Personnellement, ce qui me gène dans le fait de dire que l’homme est un loup pour l’homme (formule célèbre de Thomas Hobbes), c’est que si on compare la venue au monde et l’éducation, justement, l’homme et le loup sont diamétralement différents. Lorsque nous élevons nos enfants, nous essayons de leur transmettre des valeurs non-agressives, fondées sur la reconnaissance d’autrui comme étant notre égal, digne de respect.
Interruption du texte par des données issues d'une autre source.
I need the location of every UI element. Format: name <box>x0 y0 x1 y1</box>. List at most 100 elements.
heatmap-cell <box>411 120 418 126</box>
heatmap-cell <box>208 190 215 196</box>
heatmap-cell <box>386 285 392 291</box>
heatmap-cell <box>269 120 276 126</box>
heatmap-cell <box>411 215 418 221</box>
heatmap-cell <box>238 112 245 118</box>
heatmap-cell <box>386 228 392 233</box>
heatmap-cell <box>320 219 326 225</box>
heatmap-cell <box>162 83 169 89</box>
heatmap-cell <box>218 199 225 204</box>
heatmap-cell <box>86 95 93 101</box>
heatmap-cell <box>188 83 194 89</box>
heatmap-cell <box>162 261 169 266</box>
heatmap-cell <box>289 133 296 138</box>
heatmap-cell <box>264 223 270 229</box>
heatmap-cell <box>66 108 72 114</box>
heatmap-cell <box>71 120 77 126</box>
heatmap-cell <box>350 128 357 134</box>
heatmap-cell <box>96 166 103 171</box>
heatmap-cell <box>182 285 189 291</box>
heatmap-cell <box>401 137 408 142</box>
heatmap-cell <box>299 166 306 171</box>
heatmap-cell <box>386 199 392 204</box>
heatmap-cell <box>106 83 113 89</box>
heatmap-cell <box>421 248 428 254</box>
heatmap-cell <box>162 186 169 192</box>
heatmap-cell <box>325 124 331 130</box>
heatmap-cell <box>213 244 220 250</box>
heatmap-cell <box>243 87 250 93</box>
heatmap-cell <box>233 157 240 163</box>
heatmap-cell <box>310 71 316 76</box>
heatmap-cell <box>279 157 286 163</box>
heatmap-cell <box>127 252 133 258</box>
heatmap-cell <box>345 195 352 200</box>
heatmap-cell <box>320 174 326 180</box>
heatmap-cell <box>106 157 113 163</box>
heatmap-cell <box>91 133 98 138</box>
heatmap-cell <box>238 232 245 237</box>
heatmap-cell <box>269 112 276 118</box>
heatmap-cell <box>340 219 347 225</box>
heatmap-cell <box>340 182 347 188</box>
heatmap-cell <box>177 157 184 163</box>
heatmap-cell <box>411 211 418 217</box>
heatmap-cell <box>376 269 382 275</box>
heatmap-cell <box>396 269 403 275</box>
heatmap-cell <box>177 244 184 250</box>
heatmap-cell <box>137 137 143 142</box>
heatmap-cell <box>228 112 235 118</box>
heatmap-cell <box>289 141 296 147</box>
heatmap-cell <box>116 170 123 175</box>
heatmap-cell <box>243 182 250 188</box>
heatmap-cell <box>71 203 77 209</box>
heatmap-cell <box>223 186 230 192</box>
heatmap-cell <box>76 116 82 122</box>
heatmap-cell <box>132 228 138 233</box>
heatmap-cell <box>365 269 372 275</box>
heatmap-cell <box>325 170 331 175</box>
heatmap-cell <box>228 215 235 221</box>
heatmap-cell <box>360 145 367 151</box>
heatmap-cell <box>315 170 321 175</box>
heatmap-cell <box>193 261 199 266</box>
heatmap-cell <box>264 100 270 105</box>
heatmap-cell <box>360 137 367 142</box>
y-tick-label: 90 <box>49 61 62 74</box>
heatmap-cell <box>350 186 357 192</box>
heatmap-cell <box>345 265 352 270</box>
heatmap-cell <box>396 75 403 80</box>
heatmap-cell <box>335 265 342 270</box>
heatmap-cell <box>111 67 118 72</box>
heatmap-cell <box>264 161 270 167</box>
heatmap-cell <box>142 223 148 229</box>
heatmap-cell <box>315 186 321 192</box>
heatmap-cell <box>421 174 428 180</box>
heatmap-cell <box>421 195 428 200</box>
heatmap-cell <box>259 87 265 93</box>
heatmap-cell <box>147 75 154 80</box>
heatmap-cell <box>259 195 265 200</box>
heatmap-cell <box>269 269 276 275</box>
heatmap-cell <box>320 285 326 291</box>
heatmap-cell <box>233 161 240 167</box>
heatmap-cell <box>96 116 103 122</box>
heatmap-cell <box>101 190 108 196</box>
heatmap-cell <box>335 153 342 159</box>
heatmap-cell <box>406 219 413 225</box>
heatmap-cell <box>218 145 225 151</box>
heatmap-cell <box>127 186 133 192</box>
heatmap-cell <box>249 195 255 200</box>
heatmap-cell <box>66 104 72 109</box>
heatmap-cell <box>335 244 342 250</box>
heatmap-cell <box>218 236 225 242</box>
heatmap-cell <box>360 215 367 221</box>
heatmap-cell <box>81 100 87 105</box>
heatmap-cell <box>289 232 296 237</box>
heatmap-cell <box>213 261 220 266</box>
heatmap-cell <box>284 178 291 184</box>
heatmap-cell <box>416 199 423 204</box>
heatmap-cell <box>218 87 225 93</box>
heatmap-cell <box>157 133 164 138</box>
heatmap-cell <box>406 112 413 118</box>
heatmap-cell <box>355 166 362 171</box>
Nous n’encourageons pas nos enfants à s’affirmer dans leur développement en écrasant brutalement les autres, et pourtant, c’est cela que réclame toute logique de l’alpha.

De deux choses l’une, donc: soit on s’accorde sur le fait qu’il faut être un leader, un dominant, à l’image de l’alpha chez les animaux – et alors, pourquoi attendre d’être adulte pour commencer à se battre ? Encourageons nos marmots à devenir les meilleurs leaders à coups de lunchboxes dans la tronche et d’humiliation de leurs camarades plus faibles, ça leur donnera une longueur d’avance.
Ou bien, nous nous accordons sur le fait que nous visons d’autres valeurs dans l’éducation de nos enfants: que l’important n’est pas d’être le meilleur, mais d’acquérir une certaine responsabilité morale – et là, du coup, c’est une question purement humaine, et les animaux ne peuvent pas nous servir d’exemple, ni d’excuse.

En risquant une petite méditation biblique, c’est ce qu’on peut comprendre dans le fait que Dieu, dans la Genèse, donne à l’homme la domination sur les bêtes: cela veut dire que Dieu met l’homme à part du règne animal, qu’il souligne son caractère spécial, unique, qu’il ne partage avec aucun autre être vivant. Et plus encore, cela exprime sans doute sa capacité à dominer la part d’animalité qui est en lui: la Bible ne cesse de nous enseigner que cette part bestiale qui est en chacun de nous n’est maîtresse de l’homme que si l’homme la choisit plutôt que de choisir Dieu. Dieu nous donne la domination sur notre propre animalité, c’est un don d’une importance capitale. Ma conviction, c’est donc que se réclamer du règne animal pour justifier le leadership, c’est méconnaître ce don qui nous rend si spéciaux aux yeux de Dieu.

NOTES

* À partir de cette ligne, je vous conseille de vous mettre “Eye of the tiger” de Survivor en musique de fond, pour bien saisir le côté dramatique de  l’existence du chimpanzé alpha.
** Pour finir, mettez-vous en musique de fond “Baby Love” des Supremes, pour obtenir l’effet désiré.